Sudah lebih tiga bulan saya tidak menjenguk blog saya di Steemit. Bagaimana perkembangannya, saya ketinggalan informasi. Padahal, sudah bosan untuk mengingatkan saya untuk menulis di Steemit. Namun, kali ini saya berusaha untuk kembali ke media sosial berbasis blockchain ini. Kali ini saya ingin bercerita tentang Cita-Cita.
Cita-cita adalah sebuah harapan yang sering ditanyakan kepada saya dari kecil hingga sekarang. Setiap kali cita-cita itu ditanyakan, saya selalu bingung untuk menjawabnya. Ketika TK saya ingin menjadi dokter, saat SD ingin menjadi guru, hingga SMA saya masih belum paham bercita-cita menjadi apa dan seperti apa. Cita-cita kita sering berubah seiring waktu. Bisa saja karena kita belum memahami ataupun belum mengenal apa kemampuan kita. Setiap orang pasti memiliki cita-cita yang berbeda. Karena Tuhan menciptakan makhluknya dengan segenap keunikan yang harus digali dan diasah agar bermanfaat.
Ada satu hal yang mulai saya sukai ketika menduduki bangku SMA, yaitu bergelut dengan kamera. Awalnya hanya menjadi panitia publikasi dan dokumentasi di OSIS. Namun seiring berjalannya waktu, saya menjadi tagih dan ingin mempelajari lebih dalam tentang kamera. Saya sering melihat tutorial teknis mengoperasikan kamera yang baik di youtube, namun cara ini tidak efektif membantu saya dalam proses pembelajaran.

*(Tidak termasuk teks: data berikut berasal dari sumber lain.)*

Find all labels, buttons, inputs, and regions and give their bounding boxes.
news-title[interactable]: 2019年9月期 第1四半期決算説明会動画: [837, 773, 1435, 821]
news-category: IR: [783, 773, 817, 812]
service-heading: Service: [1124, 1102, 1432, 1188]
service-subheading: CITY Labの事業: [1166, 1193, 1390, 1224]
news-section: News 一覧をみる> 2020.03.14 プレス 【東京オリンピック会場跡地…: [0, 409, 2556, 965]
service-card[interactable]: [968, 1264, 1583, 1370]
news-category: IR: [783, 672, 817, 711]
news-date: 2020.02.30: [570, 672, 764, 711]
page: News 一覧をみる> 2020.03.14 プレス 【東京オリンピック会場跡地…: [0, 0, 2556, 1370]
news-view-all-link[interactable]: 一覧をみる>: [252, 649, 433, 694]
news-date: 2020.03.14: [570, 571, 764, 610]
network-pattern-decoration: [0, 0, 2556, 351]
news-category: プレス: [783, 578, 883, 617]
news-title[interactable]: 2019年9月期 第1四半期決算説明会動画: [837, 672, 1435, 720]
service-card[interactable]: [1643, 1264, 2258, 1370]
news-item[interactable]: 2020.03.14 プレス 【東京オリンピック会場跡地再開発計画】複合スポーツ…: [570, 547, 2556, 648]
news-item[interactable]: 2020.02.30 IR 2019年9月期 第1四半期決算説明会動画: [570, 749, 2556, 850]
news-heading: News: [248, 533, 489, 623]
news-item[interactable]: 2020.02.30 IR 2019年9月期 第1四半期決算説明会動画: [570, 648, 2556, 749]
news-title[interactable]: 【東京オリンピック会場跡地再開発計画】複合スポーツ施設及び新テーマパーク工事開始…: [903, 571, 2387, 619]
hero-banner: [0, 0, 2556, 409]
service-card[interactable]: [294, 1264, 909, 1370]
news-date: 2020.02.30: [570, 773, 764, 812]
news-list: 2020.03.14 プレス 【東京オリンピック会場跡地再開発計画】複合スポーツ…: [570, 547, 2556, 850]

Suatu hari saya diajak menonton film dokumenter di sebuah aula radio di Banda Aceh. Pada saat itu yayasan Aceh Documentary mengadakan pemutaran film tentang Tsunami. Di saat yang sama mereka mengumumkan bahwa Aceh Documentary akan mengadakan kompetisi film dokumenter untuk pelajar SMA dan sederajat. Lalu seorang teman mengajak saya untuk mengikuti lomba tersebut. Saya berfikir bahwa kegiatan ini dapat menjadi wadah untuk saya belajar mengoperasikan kamera dengan baik dan benar.
Kami mengikuti seluruh rangkaian kompetisi itu, sampai akhirnya film kami terpilih menjadi 5 besar ide terbaik untuk diproduksi. Selama proses produksi saya mulai belajar bagaimana cara mengoperasikan kamera dengan baik. Namun karena kami selaku pemilik ide hanya fokus dalam bidang penyutradaraan, maka sedikit sekali kesempatan saya mempelajarai teknis mengoperasikan kamera. Meski sebenarnya saya tidak terlalu paham terkait teknis-teknis penyutradaraan, namun karena kami adalah tim maka teman saya yang lebih memahami soal tersebut. Sesekali pada saat proses syuting, saya coba mengambil gambar untuk film kami, dan cameramen film yang sebenarnya mengatakan bahwa saya berbakat di bidang ini hanya saja harus lebih sering dilatih. Bahkan dia mengatakan bahwa tidak menutup kemungkinan jika saya akan jadi kameramen dokumenter wanita pertama di yayasan Aceh Documentary. Kalimat itulah yang mengetuk hati saya untuk belajar lebih giat dan berusaha lebih keras.
Jika setiap sutradara bercita-cita filmnya ditayangkan di bioskop besar dan dinonton oleh jutaan orang, begitupun dengan saya. Saya juga menginginkan film saya itu dinonton oleh banyak orang, diputar di bioskop-bioskop di seluruh daerah di Indonesia. Namun ada satu cita-cita yang saya harapkan untuk benar-benar terjadi yaitu keliling dunia dengan film. Saya ingin sekali berkeliling dunia merekam dan mengabadikan setiap detik perjalanan saya dimanapun. Bahkan saya berharap dapat membawa keindahan Indonesia melalui karya saya dengan menduniakan Indonesia lewat lensa.